Cento anni fa è andata in onda la prima trasmissione radiofonica italiana. Oggi la radio è data per scontata, ne abbiamo una anche sul comodino ma è stata una conquista per chi, il 6 ottobre del 1924, ha scoperto un mondo nuovo.
Le prime parole trasmesse via radio sono oggi iconiche, una voce che sembra arrivare da una tecnologia remota e invece attualissima: “Uri, Unione Radiofonica Italiana: stazione di Roma. Lunghezza d’onda metri 425. A tutti coloro che sono in ascolto il nostro saluto e il nostro buonasera. Sono le ore 21 del 6 ottobre 1924. Trasmettiamo il concerto di inaugurazione della prima stazione radiofonica italiana, per il servizio delle radio audizioni circolari, il quartetto composto da Ines Viviani Donarelli, che vi sta parlando, Alberto Magalotti, Amedeo Fortunati e Alessandro Cicognani, eseguirà Haydn dal quartetto opera 7 primo e secondo tempo”.
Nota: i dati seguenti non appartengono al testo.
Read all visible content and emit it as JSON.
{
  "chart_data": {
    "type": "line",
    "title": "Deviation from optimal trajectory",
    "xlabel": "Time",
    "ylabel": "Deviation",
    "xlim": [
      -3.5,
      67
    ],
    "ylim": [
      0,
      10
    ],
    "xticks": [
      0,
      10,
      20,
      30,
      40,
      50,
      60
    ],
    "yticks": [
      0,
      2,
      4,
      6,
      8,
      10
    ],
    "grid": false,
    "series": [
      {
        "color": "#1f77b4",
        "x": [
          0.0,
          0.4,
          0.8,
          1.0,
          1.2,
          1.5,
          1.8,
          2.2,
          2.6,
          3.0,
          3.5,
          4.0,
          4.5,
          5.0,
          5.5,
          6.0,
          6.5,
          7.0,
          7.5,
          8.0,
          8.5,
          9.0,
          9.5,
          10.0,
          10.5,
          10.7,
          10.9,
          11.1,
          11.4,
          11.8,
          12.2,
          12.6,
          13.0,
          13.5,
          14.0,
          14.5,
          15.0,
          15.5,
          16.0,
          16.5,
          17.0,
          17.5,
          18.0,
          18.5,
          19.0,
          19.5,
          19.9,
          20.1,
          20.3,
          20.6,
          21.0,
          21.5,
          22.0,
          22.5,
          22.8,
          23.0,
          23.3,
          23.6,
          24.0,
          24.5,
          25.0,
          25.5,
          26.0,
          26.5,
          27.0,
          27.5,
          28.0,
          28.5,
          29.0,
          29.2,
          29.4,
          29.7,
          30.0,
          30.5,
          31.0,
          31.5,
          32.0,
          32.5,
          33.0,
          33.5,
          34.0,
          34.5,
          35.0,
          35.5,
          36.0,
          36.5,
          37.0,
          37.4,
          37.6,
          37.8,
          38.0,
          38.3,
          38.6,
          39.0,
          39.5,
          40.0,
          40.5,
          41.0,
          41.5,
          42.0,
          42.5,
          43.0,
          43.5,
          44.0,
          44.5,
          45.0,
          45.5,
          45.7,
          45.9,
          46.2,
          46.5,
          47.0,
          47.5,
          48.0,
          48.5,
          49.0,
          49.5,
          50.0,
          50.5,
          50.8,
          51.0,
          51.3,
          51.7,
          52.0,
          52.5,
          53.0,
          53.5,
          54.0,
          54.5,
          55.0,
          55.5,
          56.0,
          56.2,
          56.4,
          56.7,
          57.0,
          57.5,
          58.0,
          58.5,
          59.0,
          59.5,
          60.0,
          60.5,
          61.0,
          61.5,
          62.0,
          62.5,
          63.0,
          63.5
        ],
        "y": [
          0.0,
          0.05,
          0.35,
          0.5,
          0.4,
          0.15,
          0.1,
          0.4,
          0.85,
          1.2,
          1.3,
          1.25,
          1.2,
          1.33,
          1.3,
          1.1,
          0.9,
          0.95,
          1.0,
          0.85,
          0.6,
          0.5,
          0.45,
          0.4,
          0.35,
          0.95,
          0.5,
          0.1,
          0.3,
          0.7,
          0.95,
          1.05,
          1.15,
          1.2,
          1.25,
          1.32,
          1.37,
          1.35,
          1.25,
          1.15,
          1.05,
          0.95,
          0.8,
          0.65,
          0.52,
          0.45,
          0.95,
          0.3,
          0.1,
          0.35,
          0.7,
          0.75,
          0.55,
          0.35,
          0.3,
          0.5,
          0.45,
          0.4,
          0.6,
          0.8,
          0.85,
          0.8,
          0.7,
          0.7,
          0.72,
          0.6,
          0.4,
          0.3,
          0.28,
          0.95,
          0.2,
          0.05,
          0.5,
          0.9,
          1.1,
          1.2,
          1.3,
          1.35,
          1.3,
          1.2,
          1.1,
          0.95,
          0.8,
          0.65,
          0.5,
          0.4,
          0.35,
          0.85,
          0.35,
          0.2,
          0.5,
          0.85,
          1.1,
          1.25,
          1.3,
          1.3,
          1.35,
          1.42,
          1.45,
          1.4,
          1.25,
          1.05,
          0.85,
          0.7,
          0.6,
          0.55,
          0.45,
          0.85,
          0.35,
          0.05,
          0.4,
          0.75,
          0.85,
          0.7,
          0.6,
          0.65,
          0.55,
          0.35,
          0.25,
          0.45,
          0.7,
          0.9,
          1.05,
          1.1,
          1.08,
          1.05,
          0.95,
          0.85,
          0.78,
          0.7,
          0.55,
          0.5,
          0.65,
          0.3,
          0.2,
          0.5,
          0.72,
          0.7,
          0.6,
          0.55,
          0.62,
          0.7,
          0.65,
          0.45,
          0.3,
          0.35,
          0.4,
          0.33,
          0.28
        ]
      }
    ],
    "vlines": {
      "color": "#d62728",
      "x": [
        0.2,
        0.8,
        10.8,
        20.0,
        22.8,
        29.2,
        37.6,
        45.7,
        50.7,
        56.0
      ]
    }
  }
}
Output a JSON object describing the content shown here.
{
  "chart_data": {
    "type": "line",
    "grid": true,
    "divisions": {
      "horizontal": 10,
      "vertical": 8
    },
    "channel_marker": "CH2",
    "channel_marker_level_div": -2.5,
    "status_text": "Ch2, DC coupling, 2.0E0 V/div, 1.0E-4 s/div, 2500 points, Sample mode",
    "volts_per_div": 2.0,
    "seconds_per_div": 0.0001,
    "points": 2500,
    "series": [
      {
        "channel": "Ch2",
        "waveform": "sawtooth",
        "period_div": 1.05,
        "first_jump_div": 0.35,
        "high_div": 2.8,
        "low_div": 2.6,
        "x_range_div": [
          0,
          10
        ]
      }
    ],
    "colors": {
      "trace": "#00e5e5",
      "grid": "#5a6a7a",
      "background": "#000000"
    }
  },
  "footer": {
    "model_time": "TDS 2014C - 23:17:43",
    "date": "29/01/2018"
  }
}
Nel 2023, stando ai dati forniti da Tavolo Editori Radio (TER), gli ascoltatori nel giorno medio in Italia sono stati 36,3 milioni, circa 2,5 milioni in più rispetto al 2022.
Una vecchietta, la radio, che si porta bene gli anni e che attira ancora un folto pubblico che la ascolta da casa, dal luogo di lavoro, mentre guida, ma anche tramite app per smartphone.
La radio si è adeguata ai tempi, passando da quella da salotto a quella di dimensioni ridotte (che i tifosi amavano portare allo stadio per conoscere i risultati delle altre partite) per poi evolversi e supportare, oltre alle onde radio, qualsiasi formato audio.
Censire le emittenti radiofoniche è complesso, perché esistono diverse web radio le quali, proliferando, hanno contribuito a tenere vivo l’interesse degli italiani con beneficio soprattutto per le decine di emittenti commerciali.
Un altro effetto positivo di internet tant’è che creare una web radio è abbastanza semplice e non prevede costi esosi, fermo restando che esistono leggi a disciplinare l’intero settore, comprese le norme sui diritti musicali.